Korcula
Milan Babic

 

 

 

 

 

 

 

 

 

 

 

 

 

 

 

 

 

 

 

 



 











 





My heart is warm with the friends I make,
And better friends I'll not be knowing;
Yet there isn't a train I wouldn't take,
No matter where it's going.
— Edna St. Vincent Millay, "Travel"

 

Korcula Croatia
Nino Marccuti

Discover
THE ISLAND OF KORCULA

Photos courtesy Croatian National Tourist Office
Home page photo by Mario Romulic & Drazen Stojcic

If you like to explore ancient history when you travel to Europe, the island of Korcula is your cup of tea.

The Croatian island of Korcula has been inhabited since prehistoric times, and traces of life from the past have been uncovered at many places on the island. The oldest finds were stone knives from the Neolithic age found on the islet of Badija near Korcula.

The richest discovery is the Neolithic site Vela spilja (Large Cave) at Vela Luka. Here, archaeologists have uncovered several layers of prehistoric life with fire sites, shards of ceramics and graves dating back 5,000 years before Christ.

Many Neolithic stone piles from this period—cult places and gravesites—have also been found over the entire island. The island was inhabited by the Greeks in the 6th century before Christ, first at Vela Luka.

Later, on the other side of the island, in the area where Lumbarda is today, Greeks settled from the island of Vis (Issa), founding a separate settlement referred to in the inscription "PSEFIZMA" originating in the 3rd century before Christ, which was discovered at the end of the 19th century.

In the 1st century before Christ, the island, like the whole of Dalmatia, was conquered by the Romans, who called it Illyricum. In the 7th century A.D., the Slavs-Croats made their way to the Adriatic coast and formed their own state, which was first a principality and later became a kingdom, with the crowning of the first Croatian King Tomislav in 925. Korcula was also included within the borders of that state.

The Roman population fled from the Slavs to the islands of Brac, Hvar and Korcula, and after the situation settled, the majority returned to their original places of residence, while the rest assimilated with the settlers.

mpa of Korcula


In 1,000 A.D., the Venetian Doge Petar II Orseolo took over the Dalmatian cities and islands, and thus Korcula also fell under Venetian rule. It was here on the nearby isle of Majsan that the Doge set up camp to lead the campaign against Korcula and Lastovo, which offered some resistance, but he quickly conquered both islands.
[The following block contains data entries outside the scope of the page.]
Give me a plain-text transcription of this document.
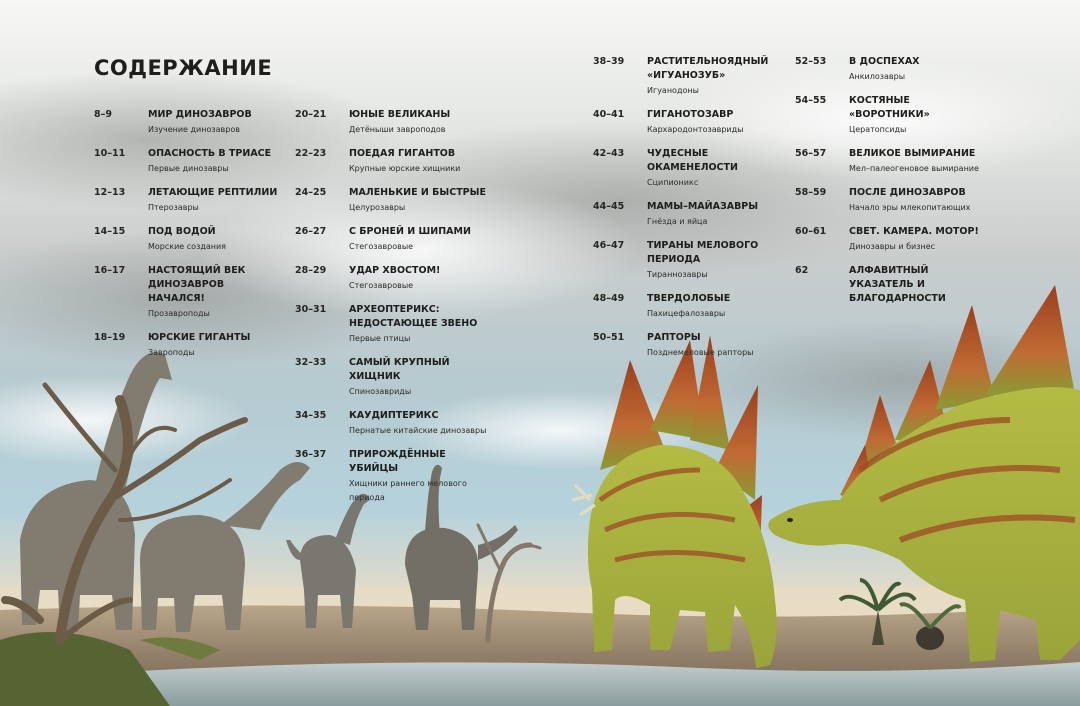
СОДЕРЖАНИЕ
8–9	МИР ДИНОЗАВРОВ
Изучение динозавров
10–11 ОПАСНОСТЬ В ТРИАСЕ
Первые динозавры
12–13 ЛЕТАЮЩИЕ РЕПТИЛИИ
Птерозавры
14–15 ПОД ВОДОЙ
Морские создания
16–17 НАСТОЯЩИЙ ВЕК ДИНОЗАВРОВ НАЧАЛСЯ!
Прозавроподы
18–19 ЮРСКИЕ ГИГАНТЫ
Завроподы
20–21 ЮНЫЕ ВЕЛИКАНЫ
Детёныши завроподов
22–23 ПОЕДАЯ ГИГАНТОВ
Крупные юрские хищники
24–25 МАЛЕНЬКИЕ И БЫСТРЫЕ
Целурозавры
26–27 С БРОНЕЙ И ШИПАМИ
Стегозавровые
28–29 УДАР ХВОСТОМ!
Стегозавровые
30–31 АРХЕОПТЕРИКС: НЕДОСТАЮЩЕЕ ЗВЕНО
Первые птицы
32–33 САМЫЙ КРУПНЫЙ ХИЩНИК
Спинозавриды
34–35 КАУДИПТЕРИКС
Пернатые китайские динозавры
36–37 ПРИРОЖДЁННЫЕ УБИЙЦЫ
Хищники раннего мелового периода
38–39 РАСТИТЕЛЬНОЯДНЫЙ «ИГУАНОЗУБ»
Игуанодоны
40–41 ГИГАНОТОЗАВР
Кархародонтозавриды
42–43 ЧУДЕСНЫЕ ОКАМЕНЕЛОСТИ
Сципионикс
44–45 МАМЫ–МАЙАЗАВРЫ
Гнёзда и яйца
46–47 ТИРАНЫ МЕЛОВОГО ПЕРИОДА
Тираннозавры
48–49 ТВЕРДОЛОБЫЕ
Пахицефалозавры
50–51 РАПТОРЫ
Позднемеловые рапторы
52–53 В ДОСПЕХАХ
Анкилозавры
54–55 КОСТЯНЫЕ «ВОРОТНИКИ»
Цератопсиды
56–57 ВЕЛИКОЕ ВЫМИРАНИЕ
Мел–палеогеновое вымирание
58–59 ПОСЛЕ ДИНОЗАВРОВ
Начало эры млекопитающих
60–61 СВЕТ. КАМЕРА. МОТОР!
Динозавры и бизнес
62	АЛФАВИТНЫЙ УКАЗАТЕЛЬ И БЛАГОДАРНОСТИ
Following this, the rulers of Korcula changed frequently: the Venetians were replaced by the Zahumlje governors, then by the Austro-Hungarian kings, before the Venetians took over again, and from 1413 to 1420 the island was under the Dubrovnik Republic before again falling under Venetian rule in 1420, which lasted until 1797. When Napoleon brought down the Venetian Republic, Dalmatia was under Austrian rule for a short time before the French arrived.

From 1804 to 1805, Korcula was under French, then Russian rule, before the French again took control from 1897 to 1913. The English became rulers of the island to 1815, when the Vienna Congress set out the new borders of Europe.

Today, Korcula is just a scenic three-hour drive or short ferry ride from Drubrovnik, and the island is known for producing some of Croatia's finest wines and best olive oil. The southern coast offers many scenic drives with secluded beaches that are great for swimming. Korcula town's ancient walled center has picturesque stone streets and round towers.